Simple Decimal Calendar
0oo.liNormalizing Unix seconds by the number of seconds in a day, results in Unix day, which has convenient properties, such as 5th digit after decimal point corresponding to decimal second (0.864 length of traditional second).
So, dividing UNIX_SECOND by 86400, we get a decimal Unix day.
For example, if UNIX_SECOND = 1688897360, then UNIX DAY = 19547.42315, Displaying this number with time formatting, makes it extremely easy for our time-trained eyes to interpret:
19,547 4:23:15, meaning:
19th Unix decimal year
547th day of the year (5-dmonth, 4-dweek, 7-dweekday)
4:23:15 decimal time (4-dhour, 23-dminute, 15-dsecond)
Days? What use are 'days' on Mars?
A different approach to time is desirable, instead of being loosely related to celestial mechanics.
How about: a shorter second. 100,000 seconds in a 'day'. 1M seconds in a 'week'. and so on.
On a space station they sure wouldn't mind the difference. They'd talk about 'see you in a klik' meaning 1000 seconds, or 'thatll take about a megasec' meaning a week.
86400? Give me a break.
> How about: a shorter second. 100,000 seconds in a 'day'. 1M seconds in a 'week'. and so on.
Yes, that's exactly what you get when dividing Unix secs by 86400 you get 100,000-second-long days, useful on Earth, for now. :)
What would be a non-celestial day?
A day?

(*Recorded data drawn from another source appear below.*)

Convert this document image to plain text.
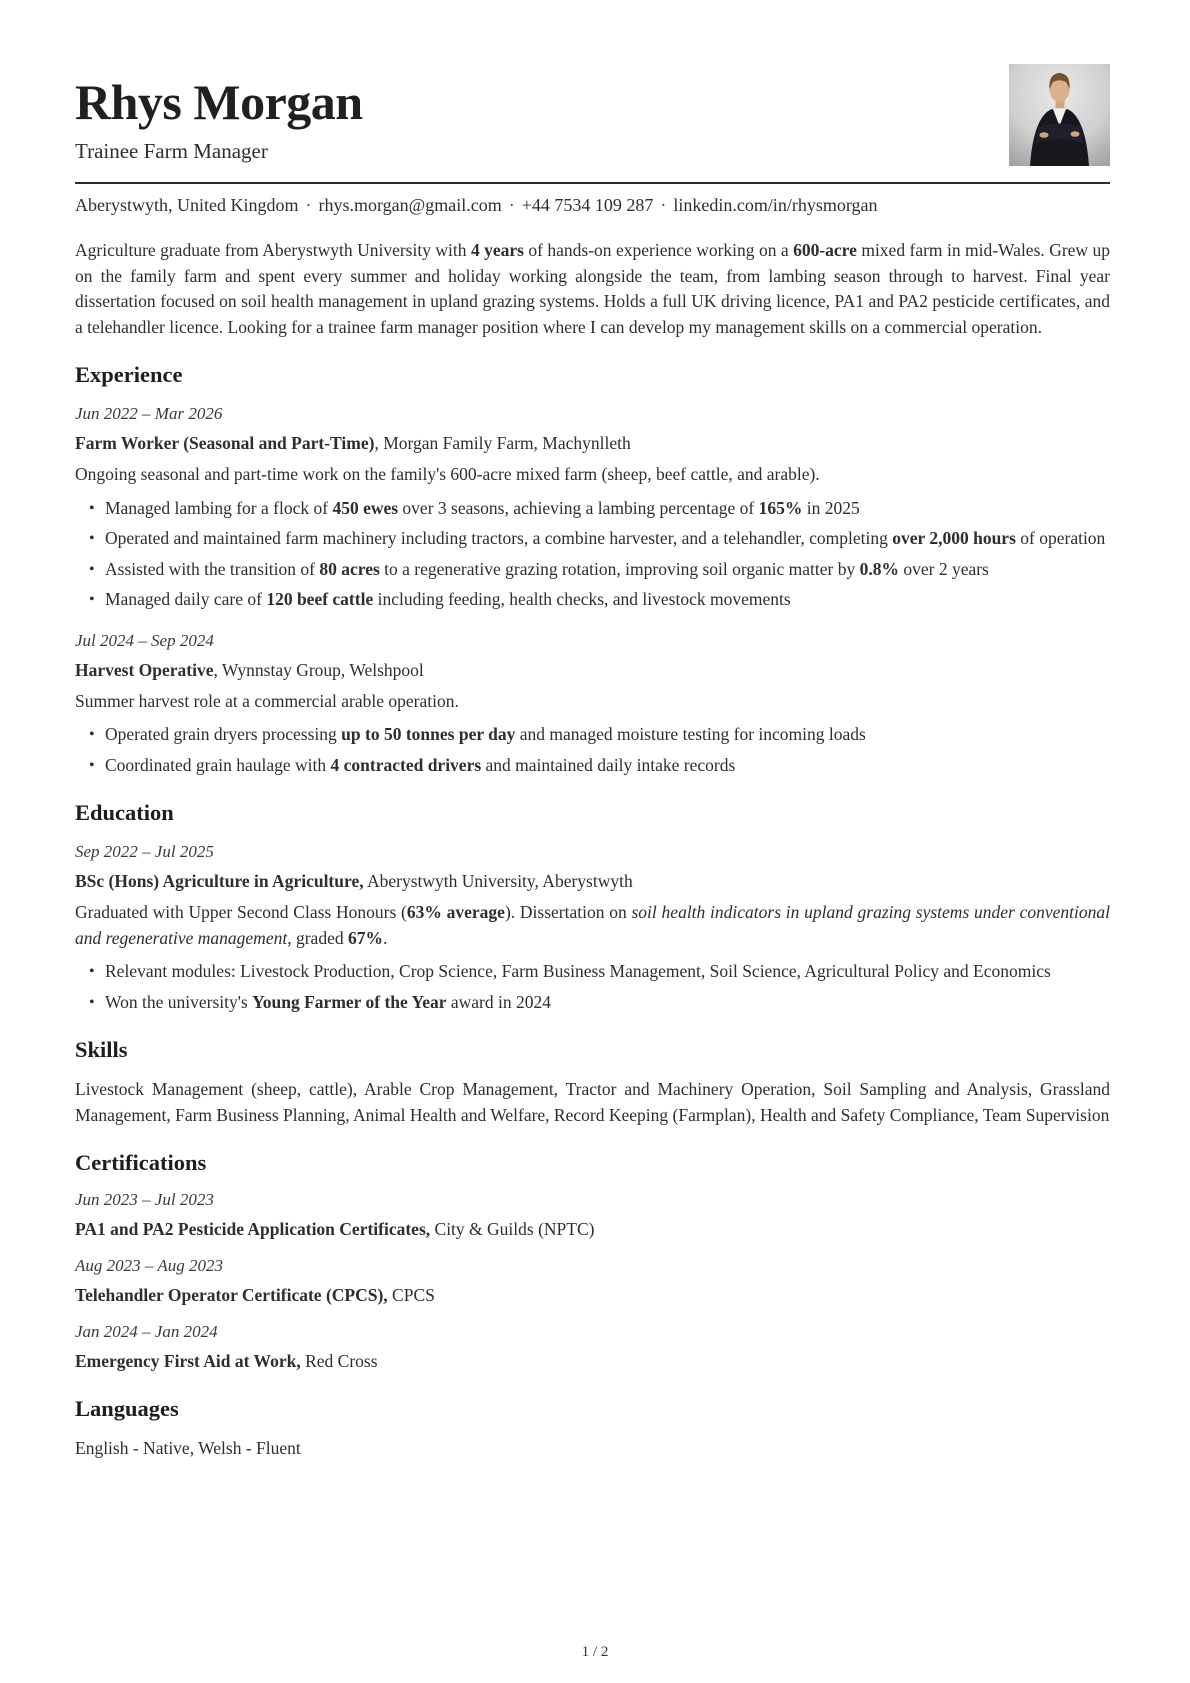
Rhys Morgan
Trainee Farm Manager
Aberystwyth, United Kingdom · rhys.morgan@gmail.com · +44 7534 109 287 · linkedin.com/in/rhysmorgan

Agriculture graduate from Aberystwyth University with 4 years of hands-on experience working on a 600-acre mixed farm in mid-Wales. Grew up on the family farm and spent every summer and holiday working alongside the team, from lambing season through to harvest. Final year dissertation focused on soil health management in upland grazing systems. Holds a full UK driving licence, PA1 and PA2 pesticide certificates, and a telehandler licence. Looking for a trainee farm manager position where I can develop my management skills on a commercial operation.

Experience
Jun 2022 – Mar 2026
Farm Worker (Seasonal and Part-Time), Morgan Family Farm, Machynlleth
Ongoing seasonal and part-time work on the family's 600-acre mixed farm (sheep, beef cattle, and arable).
• Managed lambing for a flock of 450 ewes over 3 seasons, achieving a lambing percentage of 165% in 2025
• Operated and maintained farm machinery including tractors, a combine harvester, and a telehandler, completing over 2,000 hours of operation
• Assisted with the transition of 80 acres to a regenerative grazing rotation, improving soil organic matter by 0.8% over 2 years
• Managed daily care of 120 beef cattle including feeding, health checks, and livestock movements
Jul 2024 – Sep 2024
Harvest Operative, Wynnstay Group, Welshpool
Summer harvest role at a commercial arable operation.
• Operated grain dryers processing up to 50 tonnes per day and managed moisture testing for incoming loads
• Coordinated grain haulage with 4 contracted drivers and maintained daily intake records
Education
Sep 2022 – Jul 2025
BSc (Hons) Agriculture in Agriculture, Aberystwyth University, Aberystwyth
Graduated with Upper Second Class Honours (63% average). Dissertation on soil health indicators in upland grazing systems under conventional and regenerative management, graded 67%.
• Relevant modules: Livestock Production, Crop Science, Farm Business Management, Soil Science, Agricultural Policy and Economics
• Won the university's Young Farmer of the Year award in 2024
Skills
Livestock Management (sheep, cattle), Arable Crop Management, Tractor and Machinery Operation, Soil Sampling and Analysis, Grassland Management, Farm Business Planning, Animal Health and Welfare, Record Keeping (Farmplan), Health and Safety Compliance, Team Supervision
Certifications
Jun 2023 – Jul 2023
PA1 and PA2 Pesticide Application Certificates, City & Guilds (NPTC)
Aug 2023 – Aug 2023
Telehandler Operator Certificate (CPCS), CPCS
Jan 2024 – Jan 2024
Emergency First Aid at Work, Red Cross
Languages
English - Native, Welsh - Fluent
1 / 2
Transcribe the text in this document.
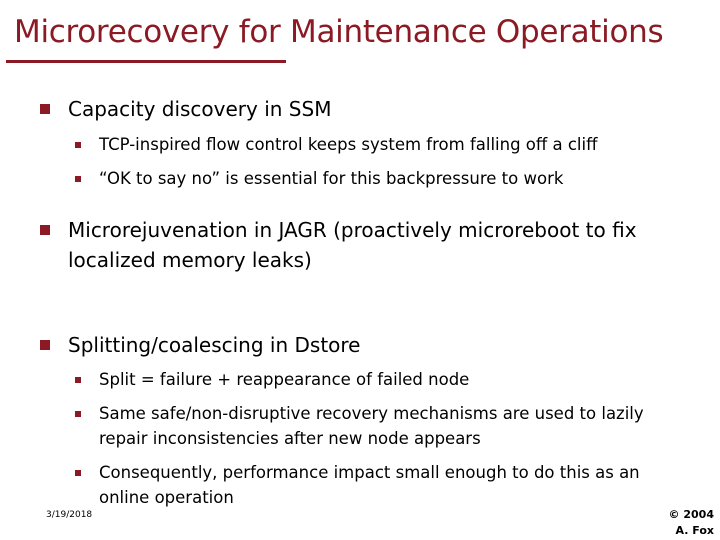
Microrecovery for Maintenance Operations
Capacity discovery in SSM
TCP-inspired flow control keeps system from falling off a cliff
“OK to say no” is essential for this backpressure to work
Microrejuvenation in JAGR (proactively microreboot to fix
localized memory leaks)
Splitting/coalescing in Dstore
Split = failure + reappearance of failed node
Same safe/non-disruptive recovery mechanisms are used to lazily
repair inconsistencies after new node appears
Consequently, performance impact small enough to do this as an
online operation
3/19/2018	© 2004
A. Fox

Nothing. It doesn't exist. A hundred thousand seconds perhaps would be a useful measure; perhaps not.
Unix days make for a good decimal calendar. Simply divide Unix seconds by 86400, and you're done. While there are several decimal calendar attempts available online, this approach follows Occam's Razor principle by relying on basic division and digit grouping without the need for additional inventions, and yet, has pretty much all the benefits one would want.